Así, el periódico La Gaceta, bajo el título de Justicia publicaba: “Hoy sufrirá la pena de muerte en garrote vil, el pardo Francisco Camorra, por la muerte de un agente de Policía.”, “El papa Pío IX prorroga por ocho años el privilegio para que en señalados días de vigilia y abstinencia, se puedan comer carnes saludables”, mientras en las secciones clasificadas de ventas, cambios y alquileres de esclavos se anunciaba: “Se vende un negrito de 15 años, sano y sin tachas.”, “Se alquila una mulatica de ocho años, propia para servir a mano.”, “Se vende un negro calesero, con modales y correcto hablar”, “Se subastará mañana una negra para amamantar niños con abundante leche.”, “Se alquila negra para lavar y planchar”; mientras, el Diario de la Marina se hacía eco de la situación meteorológica y publicaba: “De noche y de día hace cuatro o cinco que se tiembla de frío de pies a cabeza.”

Pero el más importante suceso para Cuba y el Mundo, y que no podía recoger la prensa habanera, fue el nacimiento de quien, al pasar el tiempo, se convertiría en un héroe sin manchas. 

Ser a la vez cubano e hijo de español constituía en aquella época un conflicto inevitable, sobre todo si se nacía en el hogar de una autoridad colonial. Y esto último sucedía en la noche del 27 de enero de 1853, en la modesta casa de dos plantas de la callejuela de intramuros de Paula marcada con el número 41: la esposa del sargento Mariano Martí, del Real Cuerpo de Artillería estaba de parto. 

El prodigio de la maternidad estaba a punto de consumarse en horas de la fría madrugada en el hogar modesto pero pulcro de los Martí, mientras don Mariano distraía la nerviosidad de la espera conversando con su amigo José María Vázquez sobre las epidemias —a la razón frecuentes— del cólera asiático y la fiebre amarilla. 

Hablaban en el piso bajo, mientras arriba se lidiaba por traer a la vida una esperanza más, que sería más adelante la de un pueblo. Hacia el turbio amanecer sin sol, el llanto primero del recién nacido, predestinado a dolores indecibles y a entusiasmos épicos, anunció el alumbramiento. 

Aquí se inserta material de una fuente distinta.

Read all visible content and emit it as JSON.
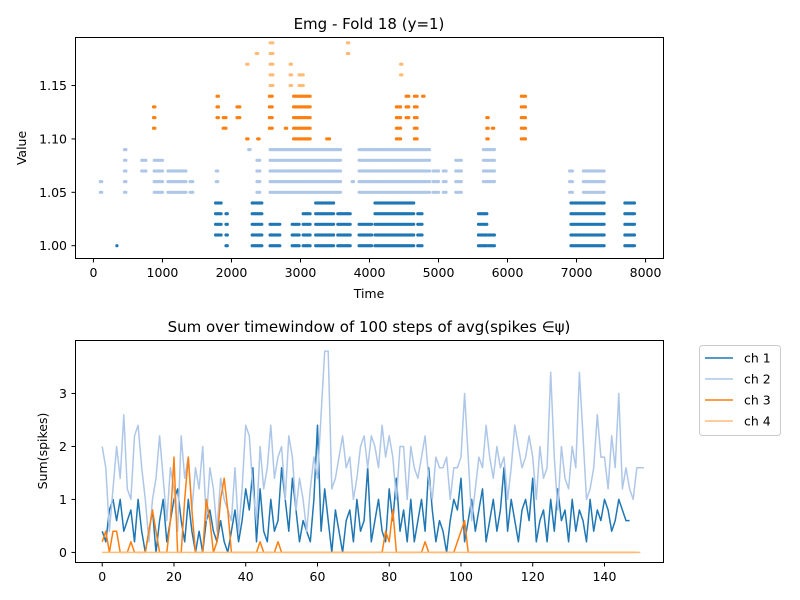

Y cuando don Mariano, después de la inolvidable confrontación con el vástago y la madre, suma para él de toda su vida sentimental, descendió a los brazos del amigo, este sentenció las felicitaciones con cariñosas ironías:

—Vaya —gritó—, un hijo le ha nacido al valenciano Mariano Martí y a la isleña doña Leonor Pérez. ¿Qué saldrá de ahí?

—¡Un cubano! —repuso el padre, inconscientemente profético, entre bromas y veras. Y examinó el santoral. Era el día de San Julián—  Se llamará como tú, que serás su padrino como hemos convenido, y le añadiremos el nombre que ha sacado. Se llamará José Julián.

Nadie lo esperaba, a excepción de sus progenitores. Nadie sabía de su llegada, de su destino, de la misión que iría creciendo con él. Era solo un cubano, muy poca cosa en aquel entonces. En aquel momento estelar, mientras la vida del niño alboreaba con el nuevo día, quizá en su exilio floridano de San Agustín, el presbítero Félix Varela, el noble sacerdote que nos enseñó a pensar, ya en su lecho de agonía, tenía el presentimiento luminoso de futuras libertades.

Dos generaciones sucesivas de cubanos se pasaban la antorcha para bien de la Patria que, al decir de nuestro Héroe Nacional, es Humanidad.

Una estrella se alzó para todos aquel 28 de enero, hace 167 años.